PictureJames Harrison Cannon c. early 1900s (Source - Findagrave)
​In 2011, Lois and Cindy Shelton, were trying to solve a family mystery that dated back about a 100 years. Mother and daughter were trying to find out what happened to James "Pap" Harrison Cannon, Lois' grandfather. He was at Eastern State Hospital on November 27, 1928 when he was 74 years old, and died from a streptococcus infection from abrasions on his hand and forearm. His death certificate confirms he was buried at Eastern State, but they have been unable to get any information as to who are the patients buried there.

Cannon born in Tennessee in 1854, traveled to Kentucky where he married and raised a family of 10 children. As a young man he was kicked in the head by a mule, which caused epileptic seizures. As he grew older his family could not care for him, and his son Andie took him to the hospital. The family was later informed that he contracted scarlet fever after being admitted, and that due to the quarantine they were not allowed to visit him or attend his funeral. Pap Cannon died less than two years after being admitted with a diagnosis of epileptic psychosis.

​Not all those who ended their days at Eastern State were harmless. On November 29, 1922 Hattie Abner, 38, chased her 18-year-old sister-in-law Thelma Swartz around the property they both lived on, and then into a cornfield where she shot her three times with a revolver. Thelma had been married four years to Mrs. Swartz's brother P.R. Swartz.

PictureThe death of Thelma Swartz and Hattie Abner c.1922
Afterward she jumped into a cistern with only 3 feet of water inside. Two hunters who witnessed the attack, took her out of it. She told the coroner she didn't know why she did the shooting. 

Later she attempted suicide by hanging herself with her apron in the jail before being sent to the hospital. A jailer found her and cut her down. She tried twice more, once by sticking a safety pin in her head, and once by sticking a piece of wire in her ear.

Ironically it was Thelma Swartz, the victim who had been a patient at Eastern State Hospital at Lexington for the past several months, and had been discharged the Friday before.

Hattie Abner the attacker was married to Clarence Abner and had one child. The women had no trouble between them before the attack. Once in jail, Hattie Abner like her dead sister-in-law, was adjudged insane and sent to Eastern State Hospital.

Two weeks after she killed her sister-in-law, and five days after she arrived at the hospital Hattie died from what was cited as natural causes.

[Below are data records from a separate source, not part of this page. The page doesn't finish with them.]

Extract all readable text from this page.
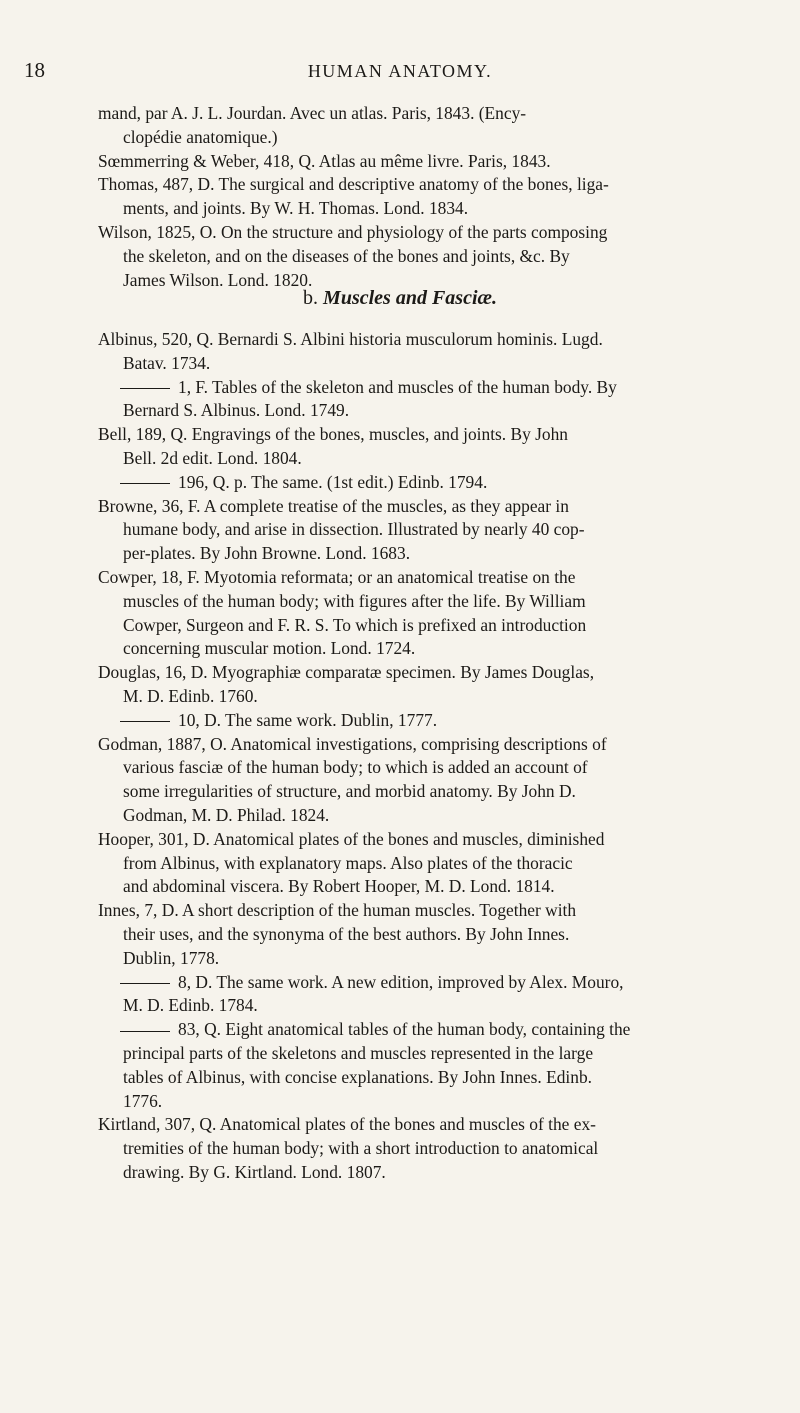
18	HUMAN ANATOMY.

mand, par A. J. L. Jourdan. Avec un atlas. Paris, 1843. (Ency-
clopédie anatomique.)

Sœmmerring & Weber, 418, Q. Atlas au même livre. Paris, 1843.

Thomas, 487, D. The surgical and descriptive anatomy of the bones, liga-
ments, and joints. By W. H. Thomas. Lond. 1834.

Wilson, 1825, O. On the structure and physiology of the parts composing
the skeleton, and on the diseases of the bones and joints, &c. By
James Wilson. Lond. 1820.

b. Muscles and Fasciæ.

Albinus, 520, Q. Bernardi S. Albini historia musculorum hominis. Lugd.
Batav. 1734.

1, F. Tables of the skeleton and muscles of the human body. By
Bernard S. Albinus. Lond. 1749.

Bell, 189, Q. Engravings of the bones, muscles, and joints. By John
Bell. 2d edit. Lond. 1804.

196, Q. p. The same. (1st edit.) Edinb. 1794.

Browne, 36, F. A complete treatise of the muscles, as they appear in
humane body, and arise in dissection. Illustrated by nearly 40 cop-
per-plates. By John Browne. Lond. 1683.

Cowper, 18, F. Myotomia reformata; or an anatomical treatise on the
muscles of the human body; with figures after the life. By William
Cowper, Surgeon and F. R. S. To which is prefixed an introduction
concerning muscular motion. Lond. 1724.

Douglas, 16, D. Myographiæ comparatæ specimen. By James Douglas,
M. D. Edinb. 1760.

10, D. The same work. Dublin, 1777.

Godman, 1887, O. Anatomical investigations, comprising descriptions of
various fasciæ of the human body; to which is added an account of
some irregularities of structure, and morbid anatomy. By John D.
Godman, M. D. Philad. 1824.

Hooper, 301, D. Anatomical plates of the bones and muscles, diminished
from Albinus, with explanatory maps. Also plates of the thoracic
and abdominal viscera. By Robert Hooper, M. D. Lond. 1814.

Innes, 7, D. A short description of the human muscles. Together with
their uses, and the synonyma of the best authors. By John Innes.
Dublin, 1778.

8, D. The same work. A new edition, improved by Alex. Mouro,
M. D. Edinb. 1784.

83, Q. Eight anatomical tables of the human body, containing the
principal parts of the skeletons and muscles represented in the large
tables of Albinus, with concise explanations. By John Innes. Edinb.
1776.

Kirtland, 307, Q. Anatomical plates of the bones and muscles of the ex-
tremities of the human body; with a short introduction to anatomical
drawing. By G. Kirtland. Lond. 1807.
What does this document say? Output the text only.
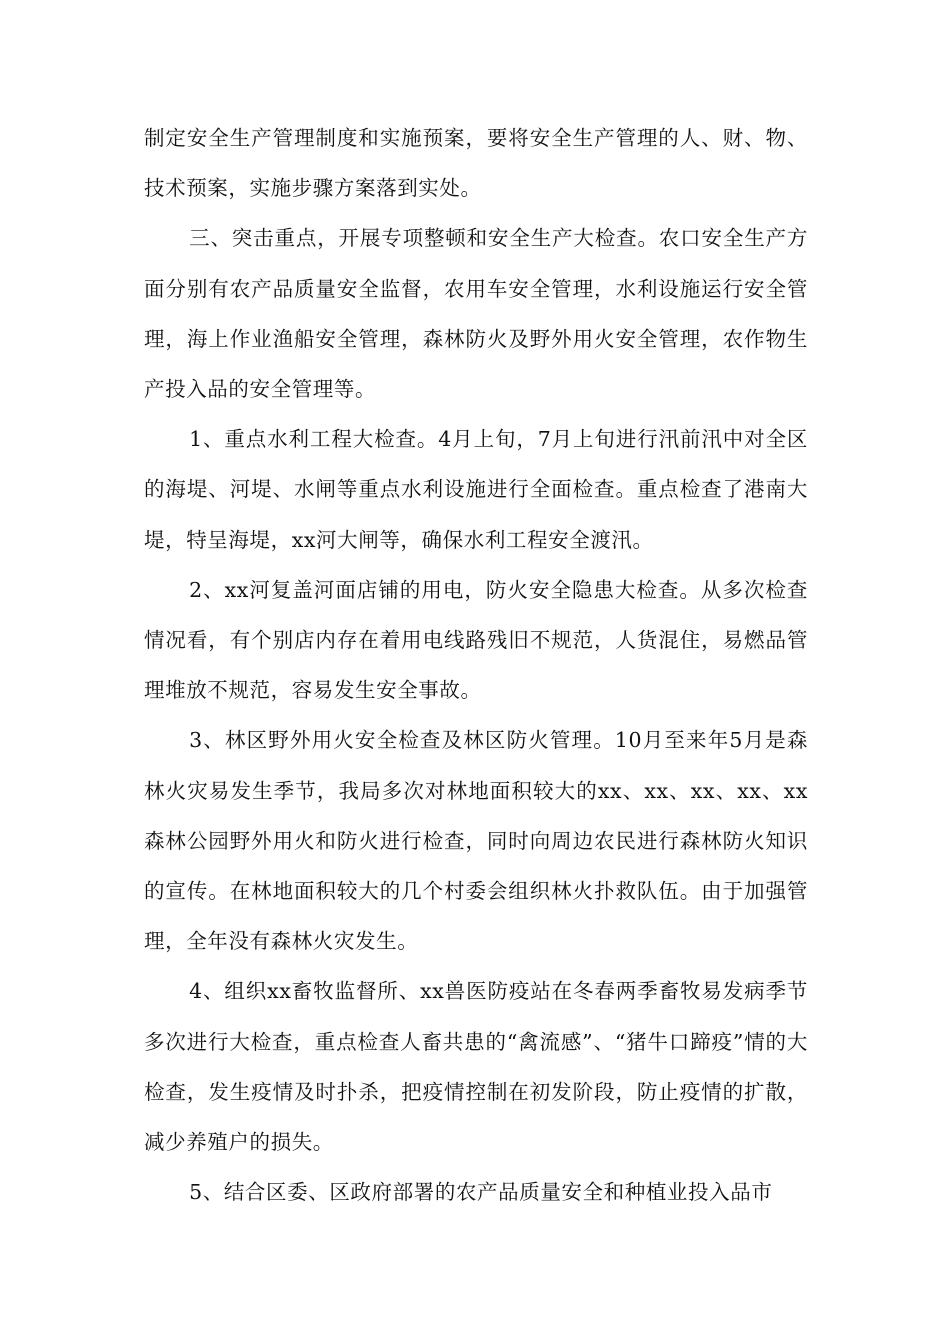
制定安全生产管理制度和实施预案，要将安全生产管理的人、财、物、技术预案，实施步骤方案落到实处。

三、突击重点，开展专项整顿和安全生产大检查。农口安全生产方面分别有农产品质量安全监督，农用车安全管理，水利设施运行安全管理，海上作业渔船安全管理，森林防火及野外用火安全管理，农作物生产投入品的安全管理等。

1、重点水利工程大检查。4月上旬，7月上旬进行汛前汛中对全区的海堤、河堤、水闸等重点水利设施进行全面检查。重点检查了港南大堤，特呈海堤，xx河大闸等，确保水利工程安全渡汛。

2、xx河复盖河面店铺的用电，防火安全隐患大检查。从多次检查情况看，有个别店内存在着用电线路残旧不规范，人货混住，易燃品管理堆放不规范，容易发生安全事故。

3、林区野外用火安全检查及林区防火管理。10月至来年5月是森林火灾易发生季节，我局多次对林地面积较大的xx、xx、xx、xx、xx森林公园野外用火和防火进行检查，同时向周边农民进行森林防火知识的宣传。在林地面积较大的几个村委会组织林火扑救队伍。由于加强管理，全年没有森林火灾发生。

4、组织xx畜牧监督所、xx兽医防疫站在冬春两季畜牧易发病季节多次进行大检查，重点检查人畜共患的“禽流感”、“猪牛口蹄疫”情的大检查，发生疫情及时扑杀，把疫情控制在初发阶段，防止疫情的扩散，减少养殖户的损失。

5、结合区委、区政府部署的农产品质量安全和种植业投入品市
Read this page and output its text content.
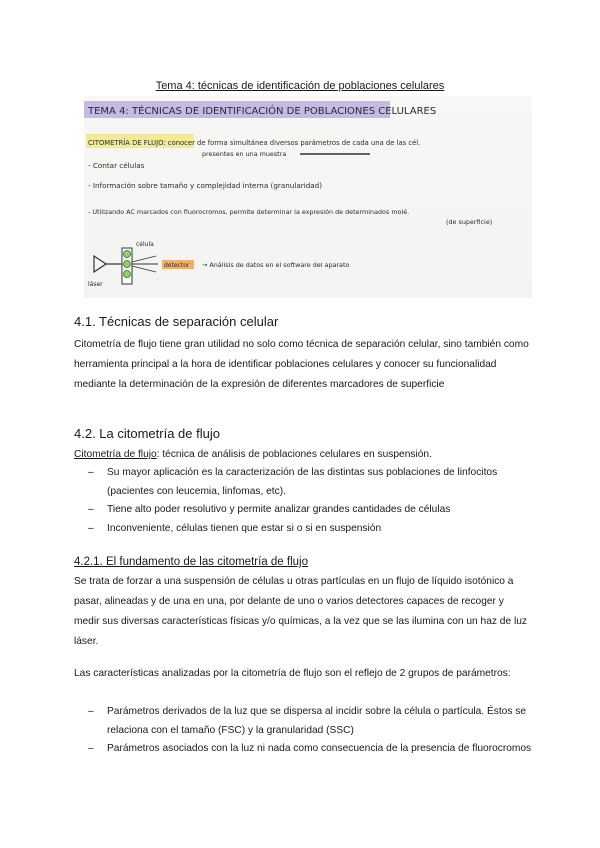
Tema 4: técnicas de identificación de poblaciones celulares
TEMA 4: TÉCNICAS DE IDENTIFICACIÓN DE POBLACIONES CELULARES
CITOMETRÍA DE FLUJO: conocer de forma simultánea diversos parámetros de cada una de las cél.
presentes en una muestra
- Contar células
- Información sobre tamaño y complejidad interna (granularidad)
- Utilizando AC marcados con fluorocromos, permite determinar la expresión de determinados molé.
(de superficie)
detector → Análisis de datos en el software del aparato
célula
láser
4.1. Técnicas de separación celular
Citometría de flujo tiene gran utilidad no solo como técnica de separación celular, sino también como herramienta principal a la hora de identificar poblaciones celulares y conocer su funcionalidad mediante la determinación de la expresión de diferentes marcadores de superficie
4.2. La citometría de flujo
Citometría de flujo: técnica de análisis de poblaciones celulares en suspensión.
– Su mayor aplicación es la caracterización de las distintas sus poblaciones de linfocitos (pacientes con leucemia, linfomas, etc).
– Tiene alto poder resolutivo y permite analizar grandes cantidades de células
– Inconveniente, células tienen que estar si o si en suspensión
4.2.1. El fundamento de las citometría de flujo
Se trata de forzar a una suspensión de células u otras partículas en un flujo de líquido isotónico a pasar, alineadas y de una en una, por delante de uno o varios detectores capaces de recoger y medir sus diversas características físicas y/o químicas, a la vez que se las ilumina con un haz de luz láser.
Las características analizadas por la citometría de flujo son el reflejo de 2 grupos de parámetros:
– Parámetros derivados de la luz que se dispersa al incidir sobre la célula o partícula. Éstos se relaciona con el tamaño (FSC) y la granularidad (SSC)
– Parámetros asociados con la luz ni nada como consecuencia de la presencia de fluorocromos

It seemed that after her last suicide attempt she never fully regained consciousness, but lay in a stupor.

Her body was sent for burial to Elizaville where her family lived.

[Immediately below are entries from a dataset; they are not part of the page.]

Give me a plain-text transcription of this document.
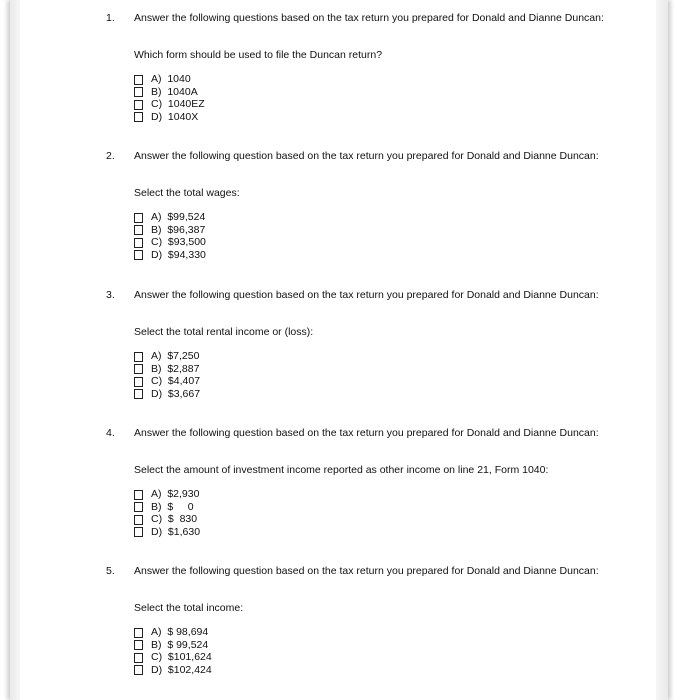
1. Answer the following questions based on the tax return you prepared for Donald and Dianne Duncan:
Which form should be used to file the Duncan return?
A)  1040
B)  1040A
C)  1040EZ
D)  1040X
2. Answer the following question based on the tax return you prepared for Donald and Dianne Duncan:
Select the total wages:
A)  $99,524
B)  $96,387
C)  $93,500
D)  $94,330
3. Answer the following question based on the tax return you prepared for Donald and Dianne Duncan:
Select the total rental income or (loss):
A)  $7,250
B)  $2,887
C)  $4,407
D)  $3,667
4. Answer the following question based on the tax return you prepared for Donald and Dianne Duncan:
Select the amount of investment income reported as other income on line 21, Form 1040:
A)  $2,930
B)  $     0
C)  $  830
D)  $1,630
5. Answer the following question based on the tax return you prepared for Donald and Dianne Duncan:
Select the total income:
A)  $ 98,694
B)  $ 99,524
C)  $101,624
D)  $102,424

Three weeks after his wife Thelma was killed, and a week after his sister Hattie died, Henry Swartz, 42, was adjudged of unsound mind and sent to Eastern State Hospital. What became of Henry is unknown.

As of 2024 there are only 3 graves which have headstones at Eastern State Cemetery. They are: Brent Roberts, Sophie Turner and Sallie Frazier. The others are numbered, which makes it impossible to know who is buried there, without a corresponding list of who the numbers represent.